NemaStim, Pheronym’s first product, is an additive to commercially available nematodes that essentially keeps good nematodes “in the mood” to keep searching and destroying pests. A second product called PheroCoat is in the development stage, and its purpose is to confuse parasitic nematodes and direct them away from healthy roots of plants. (PheroCoat is expected to be commercially available to farmers in 2023.)
Annually, farmers around the world lose about 20 percent of their crops to insects and another 12 percent to plant-parasitic nematodes, losses worth $620 billion, Kaplan says. For farmers and gardeners, she adds, pheromone-based solutions can have a big impact as an alternative to chemical pesticides, which has a $66 billion market.
“Farmers have to control pests to grow enough food to feed the world, and consumers demand safe, eco-friendly solutions for the food they eat,” says Kaplan, who comes from a farming family. “Pheromone-based solutions provide exactly what the farmers need and demand: cost-effective, nontoxic, eco-friendly, effective solutions for pest control.”
In 2008, the U.S. Department of Agriculture hired Kaplan to apply her nematode pheromone expertise to plant-parasitic nematodes (specifically the root knot nematode) because one of the most popular nematicides — a methyl bromide fumigant — had been banned and removed from the market due to its toxicity to humans and greenhouse-gas emitting properties, she says. That position ended in 2012.
From that point, the startup — cofounded by Karl Cameron Schiller, Pheronym’s COO and Kaplan’s husband — began gaining traction, but the entrepreneurial environment was out of Kaplan’s comfort zone.
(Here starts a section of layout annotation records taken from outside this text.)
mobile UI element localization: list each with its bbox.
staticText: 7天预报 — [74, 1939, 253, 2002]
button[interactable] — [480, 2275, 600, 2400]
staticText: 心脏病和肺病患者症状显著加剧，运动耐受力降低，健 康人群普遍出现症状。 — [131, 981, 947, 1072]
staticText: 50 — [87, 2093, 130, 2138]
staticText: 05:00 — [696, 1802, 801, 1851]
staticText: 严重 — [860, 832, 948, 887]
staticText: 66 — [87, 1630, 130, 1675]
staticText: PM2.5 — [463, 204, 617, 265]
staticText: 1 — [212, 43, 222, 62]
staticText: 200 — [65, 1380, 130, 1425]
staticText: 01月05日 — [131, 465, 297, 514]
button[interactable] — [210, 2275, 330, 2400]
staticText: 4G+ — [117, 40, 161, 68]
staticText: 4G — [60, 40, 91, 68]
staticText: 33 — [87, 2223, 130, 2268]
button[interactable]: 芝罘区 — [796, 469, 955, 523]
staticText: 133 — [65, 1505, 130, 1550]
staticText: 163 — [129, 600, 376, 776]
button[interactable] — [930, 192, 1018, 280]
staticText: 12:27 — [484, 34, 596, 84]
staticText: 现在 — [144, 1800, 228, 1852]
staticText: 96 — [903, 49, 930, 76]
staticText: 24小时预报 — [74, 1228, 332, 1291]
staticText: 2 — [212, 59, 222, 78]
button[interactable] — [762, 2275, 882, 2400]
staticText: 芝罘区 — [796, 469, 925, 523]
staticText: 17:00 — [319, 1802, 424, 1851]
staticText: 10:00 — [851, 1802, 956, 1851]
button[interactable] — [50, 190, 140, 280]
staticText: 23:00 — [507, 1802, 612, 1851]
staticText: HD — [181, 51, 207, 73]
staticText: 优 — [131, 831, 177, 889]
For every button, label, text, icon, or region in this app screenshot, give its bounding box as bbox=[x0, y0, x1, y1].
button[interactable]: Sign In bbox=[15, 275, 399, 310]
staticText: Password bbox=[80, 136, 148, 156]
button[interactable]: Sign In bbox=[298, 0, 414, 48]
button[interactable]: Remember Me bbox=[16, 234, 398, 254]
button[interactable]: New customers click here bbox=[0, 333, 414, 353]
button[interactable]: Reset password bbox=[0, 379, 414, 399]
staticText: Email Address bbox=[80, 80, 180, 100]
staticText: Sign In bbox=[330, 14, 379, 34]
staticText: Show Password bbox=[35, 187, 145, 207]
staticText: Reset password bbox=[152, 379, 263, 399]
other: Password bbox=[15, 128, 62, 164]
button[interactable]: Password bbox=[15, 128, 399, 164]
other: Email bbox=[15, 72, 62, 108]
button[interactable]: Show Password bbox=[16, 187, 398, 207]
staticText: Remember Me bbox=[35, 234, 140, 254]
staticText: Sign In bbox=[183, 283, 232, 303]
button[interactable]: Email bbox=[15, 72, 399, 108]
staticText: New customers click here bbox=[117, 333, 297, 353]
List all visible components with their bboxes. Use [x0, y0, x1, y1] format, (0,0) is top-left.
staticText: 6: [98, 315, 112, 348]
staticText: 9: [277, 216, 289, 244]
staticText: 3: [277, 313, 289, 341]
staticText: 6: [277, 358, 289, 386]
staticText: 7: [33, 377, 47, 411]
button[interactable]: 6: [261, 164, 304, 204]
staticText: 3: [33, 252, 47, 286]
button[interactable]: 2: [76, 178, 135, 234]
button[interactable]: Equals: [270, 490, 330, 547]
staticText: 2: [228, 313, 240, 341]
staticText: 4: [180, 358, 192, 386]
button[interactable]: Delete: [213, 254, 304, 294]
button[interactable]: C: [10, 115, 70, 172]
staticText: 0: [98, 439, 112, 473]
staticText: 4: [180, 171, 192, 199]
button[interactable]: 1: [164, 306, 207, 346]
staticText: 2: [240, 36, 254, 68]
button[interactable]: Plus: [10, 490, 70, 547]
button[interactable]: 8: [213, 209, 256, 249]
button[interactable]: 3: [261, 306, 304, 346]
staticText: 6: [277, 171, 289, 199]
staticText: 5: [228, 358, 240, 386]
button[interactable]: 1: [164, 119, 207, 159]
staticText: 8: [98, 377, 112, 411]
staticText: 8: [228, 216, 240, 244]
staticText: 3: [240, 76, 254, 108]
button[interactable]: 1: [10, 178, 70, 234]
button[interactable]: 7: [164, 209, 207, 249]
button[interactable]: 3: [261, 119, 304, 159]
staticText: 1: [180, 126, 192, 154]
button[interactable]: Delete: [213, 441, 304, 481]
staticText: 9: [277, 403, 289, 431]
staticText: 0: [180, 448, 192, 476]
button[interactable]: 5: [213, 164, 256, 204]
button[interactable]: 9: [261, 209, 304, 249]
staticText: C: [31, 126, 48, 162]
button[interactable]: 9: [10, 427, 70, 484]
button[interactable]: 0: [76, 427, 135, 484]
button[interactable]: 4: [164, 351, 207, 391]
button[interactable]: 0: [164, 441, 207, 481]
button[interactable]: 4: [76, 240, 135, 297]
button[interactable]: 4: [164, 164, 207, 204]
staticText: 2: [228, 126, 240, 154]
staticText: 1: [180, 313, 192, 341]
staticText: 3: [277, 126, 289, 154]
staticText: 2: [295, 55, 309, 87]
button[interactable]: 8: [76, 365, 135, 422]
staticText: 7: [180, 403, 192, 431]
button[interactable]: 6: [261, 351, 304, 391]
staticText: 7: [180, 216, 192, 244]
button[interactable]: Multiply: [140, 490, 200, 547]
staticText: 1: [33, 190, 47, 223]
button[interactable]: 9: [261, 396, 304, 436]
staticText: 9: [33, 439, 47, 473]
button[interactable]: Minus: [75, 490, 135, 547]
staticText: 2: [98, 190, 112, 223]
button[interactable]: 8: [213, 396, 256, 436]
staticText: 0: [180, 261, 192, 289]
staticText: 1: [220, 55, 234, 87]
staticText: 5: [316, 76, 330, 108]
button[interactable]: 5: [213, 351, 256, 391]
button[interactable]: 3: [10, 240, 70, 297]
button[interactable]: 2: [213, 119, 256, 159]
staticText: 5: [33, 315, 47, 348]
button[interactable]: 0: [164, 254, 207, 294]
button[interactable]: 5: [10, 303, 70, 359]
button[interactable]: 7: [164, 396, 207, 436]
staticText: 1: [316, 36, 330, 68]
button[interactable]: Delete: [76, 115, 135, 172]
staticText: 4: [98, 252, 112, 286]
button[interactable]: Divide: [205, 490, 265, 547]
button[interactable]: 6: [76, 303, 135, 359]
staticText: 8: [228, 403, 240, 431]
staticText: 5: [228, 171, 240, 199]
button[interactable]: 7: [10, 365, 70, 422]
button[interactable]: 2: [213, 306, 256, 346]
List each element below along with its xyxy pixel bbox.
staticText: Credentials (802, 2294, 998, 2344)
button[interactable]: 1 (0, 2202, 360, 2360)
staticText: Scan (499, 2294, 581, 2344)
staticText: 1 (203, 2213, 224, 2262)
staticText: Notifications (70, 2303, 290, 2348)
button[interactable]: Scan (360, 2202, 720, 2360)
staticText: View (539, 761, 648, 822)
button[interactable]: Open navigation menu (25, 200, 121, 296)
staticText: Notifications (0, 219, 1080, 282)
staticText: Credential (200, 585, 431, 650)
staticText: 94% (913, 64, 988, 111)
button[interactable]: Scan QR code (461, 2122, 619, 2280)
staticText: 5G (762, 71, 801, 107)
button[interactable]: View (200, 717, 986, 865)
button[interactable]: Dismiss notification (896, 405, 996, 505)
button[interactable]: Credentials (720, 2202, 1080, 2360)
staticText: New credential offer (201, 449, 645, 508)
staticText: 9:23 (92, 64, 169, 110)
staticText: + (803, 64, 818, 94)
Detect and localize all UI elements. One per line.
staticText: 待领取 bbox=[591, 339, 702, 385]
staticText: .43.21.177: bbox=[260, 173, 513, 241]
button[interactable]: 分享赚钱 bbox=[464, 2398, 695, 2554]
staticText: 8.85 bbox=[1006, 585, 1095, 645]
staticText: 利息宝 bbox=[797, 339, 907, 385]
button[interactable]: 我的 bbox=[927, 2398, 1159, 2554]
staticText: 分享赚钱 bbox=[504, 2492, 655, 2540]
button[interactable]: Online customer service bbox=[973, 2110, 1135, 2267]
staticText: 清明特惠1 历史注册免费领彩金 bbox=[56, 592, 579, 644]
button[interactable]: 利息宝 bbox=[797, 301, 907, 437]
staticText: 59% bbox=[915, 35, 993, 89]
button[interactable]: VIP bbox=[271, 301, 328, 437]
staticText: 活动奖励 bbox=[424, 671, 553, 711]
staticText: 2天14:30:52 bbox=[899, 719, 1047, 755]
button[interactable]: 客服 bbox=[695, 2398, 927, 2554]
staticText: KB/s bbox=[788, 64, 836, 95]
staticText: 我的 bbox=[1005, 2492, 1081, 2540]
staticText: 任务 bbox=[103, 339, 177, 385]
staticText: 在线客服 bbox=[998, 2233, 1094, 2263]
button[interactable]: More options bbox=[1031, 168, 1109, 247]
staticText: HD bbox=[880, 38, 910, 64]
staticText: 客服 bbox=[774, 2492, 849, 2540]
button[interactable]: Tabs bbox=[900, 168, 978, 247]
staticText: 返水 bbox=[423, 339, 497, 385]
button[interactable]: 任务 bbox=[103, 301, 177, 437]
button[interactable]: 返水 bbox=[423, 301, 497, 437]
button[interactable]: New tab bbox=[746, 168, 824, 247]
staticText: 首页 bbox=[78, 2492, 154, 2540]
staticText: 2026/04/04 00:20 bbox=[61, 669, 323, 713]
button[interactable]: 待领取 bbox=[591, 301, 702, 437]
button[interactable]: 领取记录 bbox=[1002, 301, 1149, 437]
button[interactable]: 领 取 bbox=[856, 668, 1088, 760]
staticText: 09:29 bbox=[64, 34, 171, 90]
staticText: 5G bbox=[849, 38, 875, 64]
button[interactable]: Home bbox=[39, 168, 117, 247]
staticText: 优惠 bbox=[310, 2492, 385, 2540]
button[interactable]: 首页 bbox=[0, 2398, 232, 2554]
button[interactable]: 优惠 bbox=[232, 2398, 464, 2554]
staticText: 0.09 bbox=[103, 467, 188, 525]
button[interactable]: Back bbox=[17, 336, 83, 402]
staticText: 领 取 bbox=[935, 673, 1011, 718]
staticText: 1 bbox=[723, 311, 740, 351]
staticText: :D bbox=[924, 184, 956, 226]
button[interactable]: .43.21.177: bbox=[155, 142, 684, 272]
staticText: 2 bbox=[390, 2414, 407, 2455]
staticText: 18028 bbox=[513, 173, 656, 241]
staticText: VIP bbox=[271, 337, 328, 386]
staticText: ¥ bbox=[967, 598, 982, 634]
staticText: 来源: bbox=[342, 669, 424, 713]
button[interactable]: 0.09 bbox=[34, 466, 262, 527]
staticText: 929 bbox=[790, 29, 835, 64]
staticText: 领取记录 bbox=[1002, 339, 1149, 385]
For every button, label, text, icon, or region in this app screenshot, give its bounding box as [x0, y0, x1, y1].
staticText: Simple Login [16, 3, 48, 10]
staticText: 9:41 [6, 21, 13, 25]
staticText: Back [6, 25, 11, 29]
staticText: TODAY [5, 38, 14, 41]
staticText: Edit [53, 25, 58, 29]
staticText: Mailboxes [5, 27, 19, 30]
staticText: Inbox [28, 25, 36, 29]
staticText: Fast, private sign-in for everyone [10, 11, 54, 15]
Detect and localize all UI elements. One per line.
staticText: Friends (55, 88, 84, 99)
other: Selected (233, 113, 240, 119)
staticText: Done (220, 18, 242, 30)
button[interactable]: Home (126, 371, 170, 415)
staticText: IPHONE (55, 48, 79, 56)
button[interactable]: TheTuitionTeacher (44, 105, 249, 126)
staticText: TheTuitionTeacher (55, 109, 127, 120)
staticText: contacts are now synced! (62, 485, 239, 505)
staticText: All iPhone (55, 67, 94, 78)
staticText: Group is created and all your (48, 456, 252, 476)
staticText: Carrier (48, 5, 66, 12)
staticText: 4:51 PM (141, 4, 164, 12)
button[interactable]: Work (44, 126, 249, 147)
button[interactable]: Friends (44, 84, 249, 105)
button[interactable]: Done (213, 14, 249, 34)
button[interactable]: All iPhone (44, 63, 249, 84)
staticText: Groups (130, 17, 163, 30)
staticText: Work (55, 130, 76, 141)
To learn more about the business side, she sought out mentors and, in 2017, was part of IndieBio, the San Francisco-based biotech accelerator for startups. So far, Pheronym has raised about $900,000 in total, mostly from grants. The startup is in a seed round, with a goal to raise $1 million to scale up production and send NemaStim to more customers.
Pheronym is a cutting-edge startup, according to Pam Marrone, who serves as a business adviser. As the founder of the Davis-based Marrone Bio Innovations, a small developer and producer of biological pest management and crop-health products, Marrone has a wide perspective on the field and connections to local resources.
“[Kaplan] has been really good at getting out there,” Marrone says. “Coming from a non-entrepreneurial background, she had to develop an understanding of what it means to start a business. Now she is capturing imaginations about agriculture biotechnology.”
She also champions Kaplan’s decision to be based in Davis, with so many resources in the cluster of ever-growing ag biotech companies. Pheronym has a lab in Florida, but Kaplan sees the Sacramento region as the perfect area to grow her business.
“It is a hub for agriculture in the biggest agricultural state in the U.S.,” Kaplan says. “There are a number of global seed companies operating nearby, and farms are everywhere, which means we have close contact with our customers.”
Correction: Fatma Kaplan worked for the U.S. Department of Agriculture from 2008 to 2012.